Non-Endorsement Disclaimer:
Mention of any company or product does not constitute endorsement by the National Institute for Occupational Safety and Health (NIOSH), Centers for Disease Control and Prevention (CDC).

Data Collection Methods

  1. Aerosol Particle Generation
    1. 14% w/v KCl aerosolized via single jet Collison atomizer (BGI Sciences)
    2. Exhaled using a simulator with headform with elastomeric bellows (15 L/min minute ventilation)
  2. Aerosol Particle Measurement
    1. Exposure metric for each of the three receiver simulators measured by three Grimm 1.108 optical particle counters (0.3–3.0 µm particle range)
    2. Area samples measured by eight TSI 3330 optical particle counters (OPC) (0.3–10.0 µm particle range)
  3. Ventilation Rates
    1. HVAC Supply Rate measured using Alnor Balometer (TSI, Inc.) with a 0.6 m x 1.2 m Capture Hood
    2. Tracer Gas using sulfur hexafluoride and Four Innova Photoacoustic Infrared Spectroscopy Analyzer models 1412, 1412i(2x) and 1512 (California Analytical Instruments, Inc.)
    3. Particle Decay measured using eight TSI 3330 optical particle counters
  4. Mask Fit Factors
    1. Three-ply cotton masks (Defender, HanesBrand Inc.) were affixed to all simulators
    2. Measured using PortaCount Pro+ (TSI, Inc.) in N99 mode (all sizes)
  5. Ambient Conditions
    1. Relative humidity and temperature probe and data logger (Vaisala, Oyj)
    2. Noise levels were measured using Real Time Octave Band Analyzer (Extech Instruments, Inc.)

Publications Based on Dataset

Derk R., Coyle J., Lindsley W., Blachere F., Service S., Lemons A., Martin S., Mead K., Fotta S., Reynolds J., McKinney W., Beezhold D., Sinsel E., Noti J., Efficacy of Do-It-Yourself Air Filtration Units in Reducing Exposure to Simulated Respiratory Aerosols. Building and Environment 229 (2023) 109920:1-13.


This work was supported by the Centers for Disease Control and Prevention.

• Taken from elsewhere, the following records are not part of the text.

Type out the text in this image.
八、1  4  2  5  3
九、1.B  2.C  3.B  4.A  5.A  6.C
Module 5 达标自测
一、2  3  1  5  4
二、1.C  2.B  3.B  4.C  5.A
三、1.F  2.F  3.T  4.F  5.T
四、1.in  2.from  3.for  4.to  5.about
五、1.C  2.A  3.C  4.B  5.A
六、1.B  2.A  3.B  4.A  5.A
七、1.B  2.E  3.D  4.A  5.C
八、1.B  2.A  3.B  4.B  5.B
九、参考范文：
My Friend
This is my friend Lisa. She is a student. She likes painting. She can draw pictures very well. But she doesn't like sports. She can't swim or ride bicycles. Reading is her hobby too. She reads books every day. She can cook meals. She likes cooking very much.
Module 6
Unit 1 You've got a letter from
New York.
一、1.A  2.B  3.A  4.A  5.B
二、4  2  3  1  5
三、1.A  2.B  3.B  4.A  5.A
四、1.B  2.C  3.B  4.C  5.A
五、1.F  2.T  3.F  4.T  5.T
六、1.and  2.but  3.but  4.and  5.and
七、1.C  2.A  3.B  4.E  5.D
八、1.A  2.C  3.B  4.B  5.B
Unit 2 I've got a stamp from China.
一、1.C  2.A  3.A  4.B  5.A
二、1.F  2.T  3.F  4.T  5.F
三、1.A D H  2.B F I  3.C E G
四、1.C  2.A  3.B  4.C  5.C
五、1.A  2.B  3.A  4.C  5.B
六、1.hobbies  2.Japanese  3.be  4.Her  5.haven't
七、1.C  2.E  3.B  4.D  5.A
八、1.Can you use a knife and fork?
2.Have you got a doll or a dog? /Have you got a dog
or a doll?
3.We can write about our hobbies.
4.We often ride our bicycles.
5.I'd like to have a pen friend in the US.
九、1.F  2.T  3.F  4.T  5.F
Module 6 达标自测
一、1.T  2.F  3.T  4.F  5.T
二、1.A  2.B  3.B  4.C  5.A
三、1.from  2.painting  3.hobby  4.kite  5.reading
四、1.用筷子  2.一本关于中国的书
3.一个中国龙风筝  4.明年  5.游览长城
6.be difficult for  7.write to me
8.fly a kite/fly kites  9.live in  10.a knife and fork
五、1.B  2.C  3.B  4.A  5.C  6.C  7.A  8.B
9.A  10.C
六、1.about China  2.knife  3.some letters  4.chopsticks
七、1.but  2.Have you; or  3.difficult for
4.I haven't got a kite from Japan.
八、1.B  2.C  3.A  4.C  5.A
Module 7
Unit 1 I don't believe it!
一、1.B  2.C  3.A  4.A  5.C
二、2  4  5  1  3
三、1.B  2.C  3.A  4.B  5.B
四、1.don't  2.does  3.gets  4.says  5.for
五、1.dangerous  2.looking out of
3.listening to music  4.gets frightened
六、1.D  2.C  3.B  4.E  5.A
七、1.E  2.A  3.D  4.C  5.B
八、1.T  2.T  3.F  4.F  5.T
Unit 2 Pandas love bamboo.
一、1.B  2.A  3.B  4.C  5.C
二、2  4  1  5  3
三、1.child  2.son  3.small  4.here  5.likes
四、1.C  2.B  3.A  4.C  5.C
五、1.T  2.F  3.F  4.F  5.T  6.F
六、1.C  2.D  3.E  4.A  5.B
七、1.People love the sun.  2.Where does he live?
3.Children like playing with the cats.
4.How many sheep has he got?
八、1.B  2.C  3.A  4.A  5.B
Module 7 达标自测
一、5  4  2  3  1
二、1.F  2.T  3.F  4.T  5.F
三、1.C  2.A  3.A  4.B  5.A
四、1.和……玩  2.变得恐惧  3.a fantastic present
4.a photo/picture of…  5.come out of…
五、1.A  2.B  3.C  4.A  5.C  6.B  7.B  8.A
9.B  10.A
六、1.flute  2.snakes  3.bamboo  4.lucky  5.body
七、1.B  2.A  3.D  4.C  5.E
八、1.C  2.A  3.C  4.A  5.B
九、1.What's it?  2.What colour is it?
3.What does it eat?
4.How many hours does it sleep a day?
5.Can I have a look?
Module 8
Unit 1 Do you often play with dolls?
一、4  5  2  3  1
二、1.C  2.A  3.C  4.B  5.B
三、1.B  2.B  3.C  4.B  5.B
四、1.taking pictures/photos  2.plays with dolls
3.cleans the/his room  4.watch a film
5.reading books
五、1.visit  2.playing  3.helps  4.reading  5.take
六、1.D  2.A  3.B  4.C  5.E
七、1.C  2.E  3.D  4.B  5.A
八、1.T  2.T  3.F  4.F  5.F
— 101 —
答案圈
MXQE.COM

When a publication makes use of this dataset, acknowledgement of the development of the dataset should be attributed to the NIOSH Health Effects Laboratory Division.

We would also like to recognize the work of authors Raymond C. Derk, Jayme P. Coyle, William G. Lindsley, Francoise M. Blachere, Samantha K. Service, Angela R. Lemons, Stephen B. Martin, Kenneth R. Mead, Steve Fotta, Jeffrey S. Reynolds, Walter G. McKinney, Donald H. Beezhold, Erik W. Sinsel, and John D. Noti. The authors wish to acknowledge the facilities, maintenance, and security personnel of NIOSH Morgantown for the hard-work and dedication they provided which was integral in the completion of this work.